Who has sensitivities? For example when I see Melania go from excited to distressed in this 2017 mime (shown below a public appearance with her husband), I have a familiar sense that I relate to her, as I think many women probably do.

An unexpected result of the 2016 election that is greater sensitivity to the plight of subtle (and not so subtle) common occurance of uninvited touch that women in our culture experience as a matter of everyday course. As a response to the US president’s vulgarity, writer Kelly Oxford tweeted this invitation to women inviting them to share their “first” (of many–always) experiences of sexual molestation:

The solicitation reeived 100,000 in the first 24 hours, currently over a million.
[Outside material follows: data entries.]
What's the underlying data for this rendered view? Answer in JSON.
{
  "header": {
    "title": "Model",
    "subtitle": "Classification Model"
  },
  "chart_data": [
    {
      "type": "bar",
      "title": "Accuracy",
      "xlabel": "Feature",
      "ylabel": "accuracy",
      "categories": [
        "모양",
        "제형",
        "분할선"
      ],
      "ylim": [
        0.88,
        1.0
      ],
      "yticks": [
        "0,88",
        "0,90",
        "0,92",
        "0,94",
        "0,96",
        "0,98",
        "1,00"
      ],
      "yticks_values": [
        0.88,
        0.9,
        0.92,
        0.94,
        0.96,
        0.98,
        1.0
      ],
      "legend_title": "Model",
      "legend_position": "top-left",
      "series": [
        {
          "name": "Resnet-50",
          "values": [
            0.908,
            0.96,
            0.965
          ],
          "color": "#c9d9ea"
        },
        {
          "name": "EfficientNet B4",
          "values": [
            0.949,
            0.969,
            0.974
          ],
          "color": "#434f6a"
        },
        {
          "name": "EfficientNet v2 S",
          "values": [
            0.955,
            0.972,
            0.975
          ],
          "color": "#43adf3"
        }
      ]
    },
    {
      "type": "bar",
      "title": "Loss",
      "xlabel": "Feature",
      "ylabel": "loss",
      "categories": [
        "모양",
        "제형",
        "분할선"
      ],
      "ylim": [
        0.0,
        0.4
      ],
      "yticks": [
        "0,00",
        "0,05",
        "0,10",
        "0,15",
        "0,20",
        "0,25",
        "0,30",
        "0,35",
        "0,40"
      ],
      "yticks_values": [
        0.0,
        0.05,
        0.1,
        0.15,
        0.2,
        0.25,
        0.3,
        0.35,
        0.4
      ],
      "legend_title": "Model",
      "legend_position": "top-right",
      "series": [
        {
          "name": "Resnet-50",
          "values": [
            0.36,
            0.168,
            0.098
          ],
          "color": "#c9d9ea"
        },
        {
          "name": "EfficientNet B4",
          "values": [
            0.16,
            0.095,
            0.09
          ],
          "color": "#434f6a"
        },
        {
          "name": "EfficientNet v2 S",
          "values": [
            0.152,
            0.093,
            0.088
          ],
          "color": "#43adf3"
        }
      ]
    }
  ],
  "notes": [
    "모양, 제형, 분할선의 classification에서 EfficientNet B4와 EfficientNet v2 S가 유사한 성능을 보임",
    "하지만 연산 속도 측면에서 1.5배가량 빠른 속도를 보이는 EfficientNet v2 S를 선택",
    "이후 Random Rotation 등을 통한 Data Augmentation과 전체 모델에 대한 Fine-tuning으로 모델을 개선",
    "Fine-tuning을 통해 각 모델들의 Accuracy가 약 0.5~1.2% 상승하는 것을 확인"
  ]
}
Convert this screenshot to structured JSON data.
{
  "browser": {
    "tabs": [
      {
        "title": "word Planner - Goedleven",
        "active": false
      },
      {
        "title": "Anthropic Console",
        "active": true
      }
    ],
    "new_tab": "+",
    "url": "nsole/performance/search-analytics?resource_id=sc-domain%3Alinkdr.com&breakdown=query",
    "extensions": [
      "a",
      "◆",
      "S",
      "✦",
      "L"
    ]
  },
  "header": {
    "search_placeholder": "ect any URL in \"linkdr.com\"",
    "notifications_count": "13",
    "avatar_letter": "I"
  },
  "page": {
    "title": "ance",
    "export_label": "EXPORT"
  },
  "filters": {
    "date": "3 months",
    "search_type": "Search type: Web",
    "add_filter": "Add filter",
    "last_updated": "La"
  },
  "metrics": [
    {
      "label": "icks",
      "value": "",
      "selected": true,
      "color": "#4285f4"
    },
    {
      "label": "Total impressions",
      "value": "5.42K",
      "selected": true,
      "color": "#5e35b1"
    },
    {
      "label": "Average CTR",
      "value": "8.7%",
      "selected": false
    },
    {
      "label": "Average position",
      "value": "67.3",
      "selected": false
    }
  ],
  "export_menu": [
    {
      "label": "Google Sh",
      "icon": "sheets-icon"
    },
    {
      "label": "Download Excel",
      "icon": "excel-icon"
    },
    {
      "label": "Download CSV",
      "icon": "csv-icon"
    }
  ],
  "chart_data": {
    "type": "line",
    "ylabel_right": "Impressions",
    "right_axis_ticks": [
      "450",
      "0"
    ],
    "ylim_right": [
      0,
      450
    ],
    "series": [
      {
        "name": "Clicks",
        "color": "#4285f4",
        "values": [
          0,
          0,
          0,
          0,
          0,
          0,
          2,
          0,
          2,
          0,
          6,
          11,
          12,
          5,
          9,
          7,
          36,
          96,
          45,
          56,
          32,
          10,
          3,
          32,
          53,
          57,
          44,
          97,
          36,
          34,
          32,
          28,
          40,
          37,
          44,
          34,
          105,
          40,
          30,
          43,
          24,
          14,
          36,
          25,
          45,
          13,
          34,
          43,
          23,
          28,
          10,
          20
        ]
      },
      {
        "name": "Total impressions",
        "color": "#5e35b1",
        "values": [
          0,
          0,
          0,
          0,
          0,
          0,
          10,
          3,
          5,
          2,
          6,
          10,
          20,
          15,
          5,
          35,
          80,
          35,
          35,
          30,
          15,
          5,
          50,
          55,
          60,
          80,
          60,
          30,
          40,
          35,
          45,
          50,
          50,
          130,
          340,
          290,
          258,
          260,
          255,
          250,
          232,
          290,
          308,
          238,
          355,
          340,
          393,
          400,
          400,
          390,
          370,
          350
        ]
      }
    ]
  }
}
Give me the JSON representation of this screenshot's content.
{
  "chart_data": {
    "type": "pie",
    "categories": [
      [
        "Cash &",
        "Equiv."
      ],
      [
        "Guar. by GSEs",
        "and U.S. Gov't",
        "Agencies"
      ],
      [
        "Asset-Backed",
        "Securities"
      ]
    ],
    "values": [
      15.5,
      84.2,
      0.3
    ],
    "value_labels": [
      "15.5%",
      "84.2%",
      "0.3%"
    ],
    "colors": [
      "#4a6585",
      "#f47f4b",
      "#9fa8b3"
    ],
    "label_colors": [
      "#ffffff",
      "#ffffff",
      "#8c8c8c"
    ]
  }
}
The significance of this story to me is that these experiences are so common and so relatable that I wasn’t surprised to read them.  (I would venture to say that every woman in America experiences these sorts of acts). What surprises me is my acceptance of it! I never thouht to point this sort of abuse out, because it seems so common, mundane and ordinary to me. By naming the act, though, the experiences came to light–and I was surprised to see the astonishment of my male friends. They had no idea of these everyday assaults on their sisters, friends, mothers, girlfriends, grammas. (yeah, grammas). So here’s a silver lining: the new presidency has made visible language previously seen as taboo, which becomes a platform to discuss the frequency of such demeaning “locker room” behavior, that has been a hidden oppression, something we were not heretofore allowed to discuss openly or in public without shame on ourselves. Strangely, the president’s uncivility is making a case for civility.